Uberto Valsangiacomo, uno dei grandi produttori del Mendrisiotto, uno che dice pane al pane e vino al vino, è arrivato a una conclusione drastica: “Secondo me bisogna sospendere la Sagra per un paio d’anni, ripensarla profondamente e ripartire su altre basi e con una nuova organizzazione. Sono anni che denunciamo la deriva di un evento che dovrebbe promuovere il vino e i prodotti del territorio e non essere un modo per ‘far cassa’. Bisogna dare una linea chiara a questa festa. E non sono l’unico a pensarla così. Per ripensare la Sagra intendo valorizzare quel che già oggi c’è di bello attorno alle corti, puntare non sulla massa, ma sul pubblico che apprezza il vino e i prodotti del territorio”.

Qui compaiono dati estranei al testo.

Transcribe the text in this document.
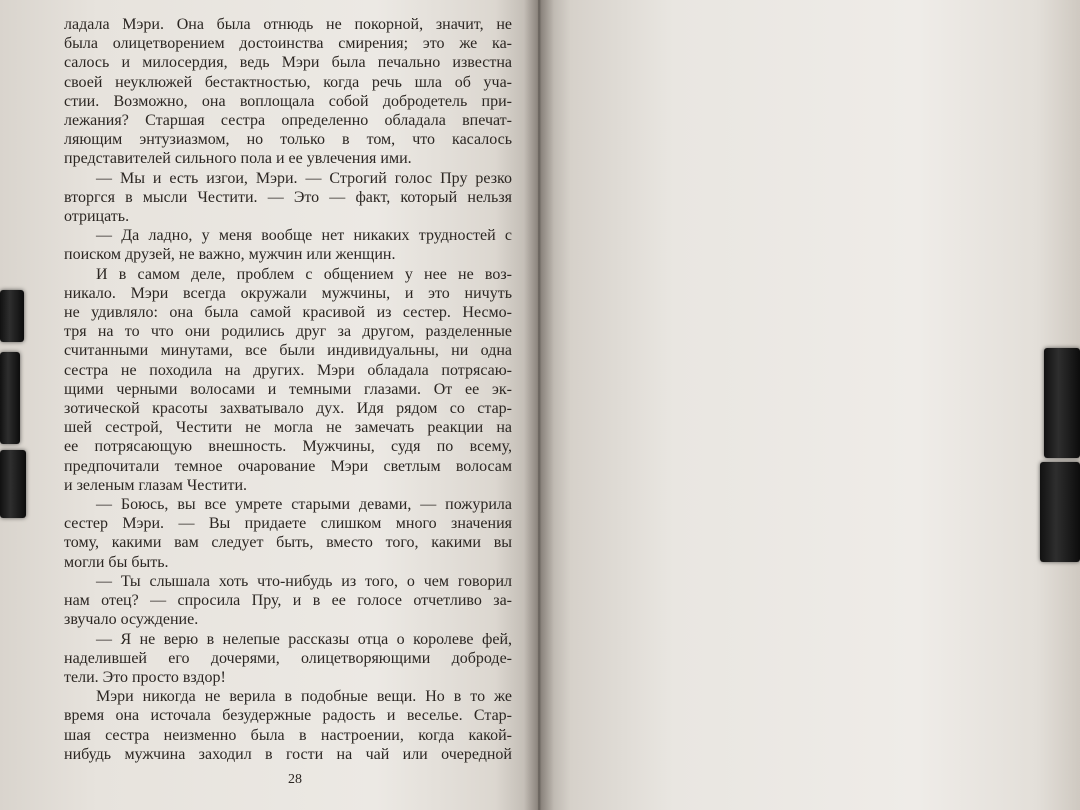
ладала Мэри. Она была отнюдь не покорной, значит, не
была олицетворением достоинства смирения; это же ка-
салось и милосердия, ведь Мэри была печально известна
своей неуклюжей бестактностью, когда речь шла об уча-
стии. Возможно, она воплощала собой добродетель при-
лежания? Старшая сестра определенно обладала впечат-
ляющим энтузиазмом, но только в том, что касалось
представителей сильного пола и ее увлечения ими.
— Мы и есть изгои, Мэри. — Строгий голос Пру резко
вторгся в мысли Честити. — Это — факт, который нельзя
отрицать.
— Да ладно, у меня вообще нет никаких трудностей с
поиском друзей, не важно, мужчин или женщин.
И в самом деле, проблем с общением у нее не воз-
никало. Мэри всегда окружали мужчины, и это ничуть
не удивляло: она была самой красивой из сестер. Несмо-
тря на то что они родились друг за другом, разделенные
считанными минутами, все были индивидуальны, ни одна
сестра не походила на других. Мэри обладала потрясаю-
щими черными волосами и темными глазами. От ее эк-
зотической красоты захватывало дух. Идя рядом со стар-
шей сестрой, Честити не могла не замечать реакции на
ее потрясающую внешность. Мужчины, судя по всему,
предпочитали темное очарование Мэри светлым волосам
и зеленым глазам Честити.
— Боюсь, вы все умрете старыми девами, — пожурила
сестер Мэри. — Вы придаете слишком много значения
тому, какими вам следует быть, вместо того, какими вы
могли бы быть.
— Ты слышала хоть что-нибудь из того, о чем говорил
нам отец? — спросила Пру, и в ее голосе отчетливо за-
звучало осуждение.
— Я не верю в нелепые рассказы отца о королеве фей,
наделившей его дочерями, олицетворяющими доброде-
тели. Это просто вздор!
Мэри никогда не верила в подобные вещи. Но в то же
время она источала безудержные радость и веселье. Стар-
шая сестра неизменно была в настроении, когда какой-
нибудь мужчина заходил в гости на чай или очередной
28
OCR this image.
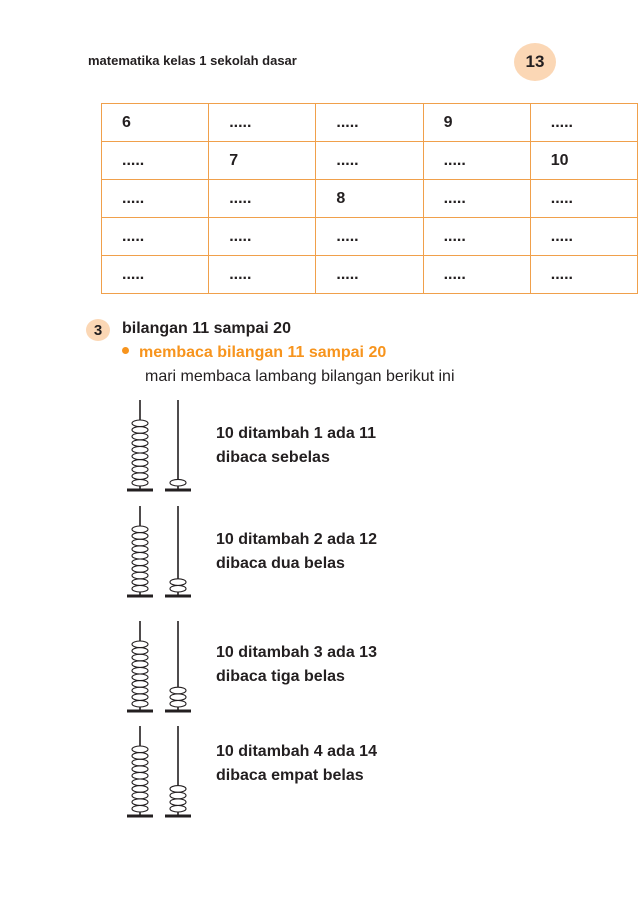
matematika kelas 1 sekolah dasar	13
6	.....	.....	9	.....
.....	7	.....	.....	10
.....	.....	8	.....	.....
.....	.....	.....	.....	.....
.....	.....	.....	.....	.....
3	bilangan 11 sampai 20
membaca bilangan 11 sampai 20
mari membaca lambang bilangan berikut ini
10 ditambah 1 ada 11
dibaca sebelas
10 ditambah 2 ada 12
dibaca dua belas
10 ditambah 3 ada 13
dibaca tiga belas
10 ditambah 4 ada 14
dibaca empat belas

Valsangiacomo durante la Sagra gestisce un wine bar nella Corte della Banda. “Ma se mi proponessero di mettere una tendina nel nucleo direi di no. L’assenza, quest’anno, della Vineria dei Mir è un segnale chiaro, che anche le autorità politiche dovrebbero considerare attentamente”.

Del resto, la Vineria dei Mir scriveva in tempi non sospetti: “Ci siamo resi conto che i prodotti locali (vino in particolare) erano ben poco presenti alla festa, a vantaggio di prodotti esteri. Inoltre sembrava che per le diverse associazioni presenti, l’aspetto del guadagno avesse il sopravvento su quello della festa”. Queste considerazioni si trovano nero su bianco sul sito web della Vineria.

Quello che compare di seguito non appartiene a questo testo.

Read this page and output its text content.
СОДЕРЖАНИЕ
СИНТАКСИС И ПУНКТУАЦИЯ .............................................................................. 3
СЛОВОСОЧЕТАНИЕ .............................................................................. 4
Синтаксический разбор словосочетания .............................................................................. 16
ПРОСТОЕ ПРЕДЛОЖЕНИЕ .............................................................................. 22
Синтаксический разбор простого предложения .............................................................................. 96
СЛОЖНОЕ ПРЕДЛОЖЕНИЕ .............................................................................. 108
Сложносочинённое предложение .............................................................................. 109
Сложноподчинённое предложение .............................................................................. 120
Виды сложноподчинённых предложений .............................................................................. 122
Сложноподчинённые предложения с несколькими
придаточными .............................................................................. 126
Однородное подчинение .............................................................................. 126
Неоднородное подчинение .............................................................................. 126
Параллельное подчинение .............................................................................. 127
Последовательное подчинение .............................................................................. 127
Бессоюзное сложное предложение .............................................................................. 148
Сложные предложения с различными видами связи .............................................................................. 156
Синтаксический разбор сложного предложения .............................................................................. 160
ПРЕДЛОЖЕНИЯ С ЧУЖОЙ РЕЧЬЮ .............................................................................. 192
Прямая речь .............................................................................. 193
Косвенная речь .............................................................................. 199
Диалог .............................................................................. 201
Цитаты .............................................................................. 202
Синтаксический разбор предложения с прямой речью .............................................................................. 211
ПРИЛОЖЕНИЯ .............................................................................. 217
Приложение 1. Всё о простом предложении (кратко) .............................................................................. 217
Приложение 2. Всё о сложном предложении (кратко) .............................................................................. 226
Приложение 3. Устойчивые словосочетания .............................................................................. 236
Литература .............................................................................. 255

Altre esperienze dicono che non per forza una festa della vendemmia deve trasformarsi in “zona disagio”. La Bacchica a Lugano ha funzionato alla perfezione. Così come PerBacco! a Bellinzona, la festa che l’ha sostituita. Siamo certi che sarà così, anche il prossimo fine settimana per la Festa d’Autunno di Lugano.
“Dove c’è buon vino, servito in bicchieri di vetro – conclude Valsangiacomo – non c’è disagio”.

Sono gli organizzatori (e prima di loro il Municipio) che devono dettare le condizioni e decidere che tipo di pubblico vogliono: se quello che ama davvero i prodotti del territorio o un pubblico da capannone di carnevale. E devono decidere qual è l’obiettivo: avere la massa, per poter decantare 30'000 presenze, o puntare sulla qualità.
Certo che il biglietto comprensivo di treno gratuito, se da un lato è “socialmente corretto”, dall’altro attira gente che per il vino e la cucina nostrana ha ben poco interesse.